You might have heard of “pay yourself first,” a way to rigorously save money by sending a chunk of your paycheck to your emergency fund, HSA, and 401K before you get to your everyday bills and expenses. The idea is to prioritize saving over rent, utilities, groceries, and living costs because you’ll always find a way pay those–even if it means cutting right back or taking up a side hustle. Well, finance experts suggest that small business owners should use this approach too, and find a way to take a regular salary and build personal savings before putting resources back in their companies.
Committing to personal savings
As women, we aren’t always encouraged to put on our own oxygen mask first, and it can be tempting to put everything we have back into the businesses we’ve worked so hard to build. However, it’s 2019 and we have to show up for ourselves. Committing your personal wealth:
Shows investors that you are serious about your business as a viable, long-term way of making money
Rewards you for the time and effort you put in every day and incentivizes you to keep going
Allows you to invest and diversify your income to protect yourself from unforeseen circumstances.
Many times, small business owners want to reinvest all their money back into the business. You may be thinking you’ll make more money than in the stock market; however, that is a short-term investment strategy.
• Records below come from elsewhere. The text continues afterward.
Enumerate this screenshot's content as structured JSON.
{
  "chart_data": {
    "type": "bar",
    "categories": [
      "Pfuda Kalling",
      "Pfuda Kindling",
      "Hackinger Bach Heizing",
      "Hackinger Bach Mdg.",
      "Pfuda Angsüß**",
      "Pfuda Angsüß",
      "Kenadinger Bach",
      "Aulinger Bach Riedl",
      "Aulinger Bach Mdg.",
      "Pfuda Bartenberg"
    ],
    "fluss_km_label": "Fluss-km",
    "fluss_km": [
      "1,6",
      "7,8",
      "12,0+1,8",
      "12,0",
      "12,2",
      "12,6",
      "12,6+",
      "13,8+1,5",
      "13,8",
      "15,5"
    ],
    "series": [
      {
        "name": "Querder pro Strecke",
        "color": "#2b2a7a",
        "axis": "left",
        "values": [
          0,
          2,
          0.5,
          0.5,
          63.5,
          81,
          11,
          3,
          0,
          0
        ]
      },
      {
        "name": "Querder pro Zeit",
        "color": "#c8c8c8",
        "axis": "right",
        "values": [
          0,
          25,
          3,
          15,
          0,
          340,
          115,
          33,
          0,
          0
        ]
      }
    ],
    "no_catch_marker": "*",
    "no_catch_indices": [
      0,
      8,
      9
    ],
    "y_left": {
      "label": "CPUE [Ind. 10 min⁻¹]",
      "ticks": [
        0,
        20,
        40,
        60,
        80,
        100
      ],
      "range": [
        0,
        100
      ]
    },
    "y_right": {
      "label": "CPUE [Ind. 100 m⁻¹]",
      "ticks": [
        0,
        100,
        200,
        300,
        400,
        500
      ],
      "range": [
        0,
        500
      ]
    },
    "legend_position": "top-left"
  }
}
Do not invest all of your money into your business. I believe you need to be saving 10–20% of your gross income for your long-term goals. – Justin Goodbread, Heritage Investors
If 10-20% sounds too far outside of the realms of possibility for a personal savings plan right now, you should still take steps to protect yourself. A good place to start is making sure you are investing in the right insurance for your business.
Keeping track of your salary
Your first salary might be just enough to cover the amount you need to live, pay your bills and save a little each month. If you’re bootstrapping, it could be way below market rate for your level of skill and experience. Remember to keep evaluating how your business is doing.
Entrepreneur and business writer, Sam Harrop recommends that you keep track of the amount of money you take out of the company and how much you should be taking as a market-related wage. “This difference is what we call “sweat equity.” It is your investment in your business. You are an investor in your business, and all good investors expect a return on their investment.”
Getting started with a personal wealth plan
You could start by:
Getting a good hold on your business’s average income and making a plan for slower months
Creating a personal wealth budget and treating it with the same seriousness you’d treat your business budget
Booking in some time with a financial advisor.
“In my experience, most entrepreneurs have great instincts, exceptional resolve, and business vision, but they rarely have a well-thought-out personal wealth management plan,” says Nicholas Murphy, a first vice president and financial advisor with RBC Wealth Management. “It’s almost like an attorney not having a will: They’re so focused on their business plan that they forget to develop a personal wealth plan.”
Keep in mind that the way you pay yourself will be different depending on your legal structure. A tax attorney will be able to walk you through the ways to pay yourself if you’re a sole proprietor, in a partnership, S corporation or C corporation.
However your banking is set up, avoid the common pitfall of taking a little bit of personal money here and there from your business. Finance writer, Gabby Revel, advises “If your business is a registered corporation, it may be illegal for you to use corporate money for personal expenses. Even if you’re a sole proprietor, where the IRS doesn’t differentiate your business income from personal income, it’s a bad idea.”
We understand that you have a deep personal responsibility toward your business, but you also have one toward yourself and your future. You are your company’s biggest asset, and you need to protect it.
ALWAYS CONSULT A FINANCIAL ADVISOR BEFORE MAKING CHANGES TO THE PERSONAL INCOME YOU TAKE FROM YOUR BUSINESS.
You have a deep personal responsibility toward your business, but you also have one toward yourself and your future.